Common Corporate Documents and Features
- Articles of Organization – To establish a corporation, there must generally be articles of organization that are filed with the state by an incorporator, and contain at least minimum legal provisions.
- Bylaws – Corporate activity is conducted pursuant to corporate bylaws, that establish such things as rules for voting by shareholders and directors, appointment and length of term for officers, and the manner in which decisions are made.
- Consents, Resolutions and Minutes – Typically corporations conduct business at meetings, and formal minutes are recorded by the corporate secretary. Modern business codes permit the drafting and execution of written consents or resolutions in place of formal in person meetings. However, such documents must meet statutory requirements to be effective.

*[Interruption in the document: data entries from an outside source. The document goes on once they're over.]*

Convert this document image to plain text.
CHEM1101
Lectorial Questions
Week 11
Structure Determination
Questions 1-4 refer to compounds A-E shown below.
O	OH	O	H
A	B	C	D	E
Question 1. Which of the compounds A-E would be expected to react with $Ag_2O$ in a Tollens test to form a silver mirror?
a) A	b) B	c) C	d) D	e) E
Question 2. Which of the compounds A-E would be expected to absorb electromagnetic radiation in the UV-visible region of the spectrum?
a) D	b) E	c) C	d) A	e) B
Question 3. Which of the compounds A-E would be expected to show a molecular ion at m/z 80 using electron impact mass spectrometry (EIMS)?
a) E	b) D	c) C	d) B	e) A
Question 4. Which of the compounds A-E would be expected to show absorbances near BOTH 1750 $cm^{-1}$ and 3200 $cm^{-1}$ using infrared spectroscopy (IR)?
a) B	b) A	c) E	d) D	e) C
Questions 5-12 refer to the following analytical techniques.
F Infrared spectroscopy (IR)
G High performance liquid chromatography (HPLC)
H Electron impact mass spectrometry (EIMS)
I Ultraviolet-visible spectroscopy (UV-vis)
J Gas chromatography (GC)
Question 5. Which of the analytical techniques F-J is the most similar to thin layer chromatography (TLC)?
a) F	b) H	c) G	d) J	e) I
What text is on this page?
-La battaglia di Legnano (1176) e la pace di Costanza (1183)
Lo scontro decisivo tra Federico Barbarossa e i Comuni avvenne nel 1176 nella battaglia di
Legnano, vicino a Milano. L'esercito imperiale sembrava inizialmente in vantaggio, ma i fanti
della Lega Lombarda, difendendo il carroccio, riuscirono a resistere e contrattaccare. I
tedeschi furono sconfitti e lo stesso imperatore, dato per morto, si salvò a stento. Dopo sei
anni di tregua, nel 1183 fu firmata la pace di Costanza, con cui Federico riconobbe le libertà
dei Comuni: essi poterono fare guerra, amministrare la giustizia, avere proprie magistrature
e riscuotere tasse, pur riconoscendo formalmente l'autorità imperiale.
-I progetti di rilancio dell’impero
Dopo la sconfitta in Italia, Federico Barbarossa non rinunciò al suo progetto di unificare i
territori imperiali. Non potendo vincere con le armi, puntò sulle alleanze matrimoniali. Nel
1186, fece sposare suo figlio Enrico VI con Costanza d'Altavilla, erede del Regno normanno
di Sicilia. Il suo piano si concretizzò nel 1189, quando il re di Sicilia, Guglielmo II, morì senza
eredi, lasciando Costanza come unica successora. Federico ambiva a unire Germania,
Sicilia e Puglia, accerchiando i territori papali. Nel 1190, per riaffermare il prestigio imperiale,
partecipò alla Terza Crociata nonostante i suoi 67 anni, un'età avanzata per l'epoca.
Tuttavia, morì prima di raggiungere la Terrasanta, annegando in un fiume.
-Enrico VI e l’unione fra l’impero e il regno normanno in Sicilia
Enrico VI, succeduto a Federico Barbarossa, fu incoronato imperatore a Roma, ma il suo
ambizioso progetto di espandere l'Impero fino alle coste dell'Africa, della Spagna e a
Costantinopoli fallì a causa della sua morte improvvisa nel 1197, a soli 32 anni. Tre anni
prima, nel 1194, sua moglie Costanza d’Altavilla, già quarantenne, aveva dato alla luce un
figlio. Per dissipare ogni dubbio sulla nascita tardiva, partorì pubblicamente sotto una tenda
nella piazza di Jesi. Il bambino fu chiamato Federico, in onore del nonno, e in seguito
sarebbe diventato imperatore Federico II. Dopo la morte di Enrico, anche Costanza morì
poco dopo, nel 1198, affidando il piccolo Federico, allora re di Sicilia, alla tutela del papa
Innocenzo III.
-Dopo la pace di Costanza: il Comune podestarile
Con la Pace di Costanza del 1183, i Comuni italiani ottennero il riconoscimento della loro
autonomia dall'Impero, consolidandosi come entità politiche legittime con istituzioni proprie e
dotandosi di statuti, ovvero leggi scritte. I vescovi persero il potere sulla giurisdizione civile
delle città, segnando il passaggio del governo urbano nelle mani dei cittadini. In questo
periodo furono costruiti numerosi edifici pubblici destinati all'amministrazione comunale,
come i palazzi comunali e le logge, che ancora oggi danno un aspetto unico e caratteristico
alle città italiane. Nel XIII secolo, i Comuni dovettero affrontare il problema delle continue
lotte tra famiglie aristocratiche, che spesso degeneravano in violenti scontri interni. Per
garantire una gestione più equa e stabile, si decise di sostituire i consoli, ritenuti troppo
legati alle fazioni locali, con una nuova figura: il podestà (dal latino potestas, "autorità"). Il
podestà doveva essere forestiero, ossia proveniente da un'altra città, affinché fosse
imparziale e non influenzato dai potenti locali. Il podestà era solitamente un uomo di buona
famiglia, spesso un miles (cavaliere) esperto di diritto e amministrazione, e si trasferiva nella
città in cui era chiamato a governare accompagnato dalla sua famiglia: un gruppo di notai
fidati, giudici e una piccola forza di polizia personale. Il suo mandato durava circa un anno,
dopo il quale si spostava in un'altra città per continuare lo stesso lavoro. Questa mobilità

- Annual meetings – Corporations must conduct an annual shareholder’s meeting at which they may vote for the appointment of officers, ratify executive compensation, and take other appropriate actions reserved to the shareholders. Shareholders may present matters for action. Minutes of annual meetings are recorded in the corporate record books.
- Special meetings – Corporations may hold special meetings of directors or shareholders during the year. Matters for special meetings may include voting on sale of corporate assets, selection of corporate agents, mergers and acquisitions, and other matters. Minutes of special meetings must be recorded.
- Corporate Secretary – The corporate secretary typically has responsible for maintaining corporate ownership records, keeping minutes of corporate actions, sending out notices and conducting annual and special meeting.
- Shareholder Agreements - Close corporations must establish the relationship between their shareholders, including decision making, voting, ownership percentages, the terms of adding and losing shareholders, and the appointment of officers. Typically the agreement will contain provision to deal with “deadlock” when shareholders cannot agree and the company becomes paralyzed.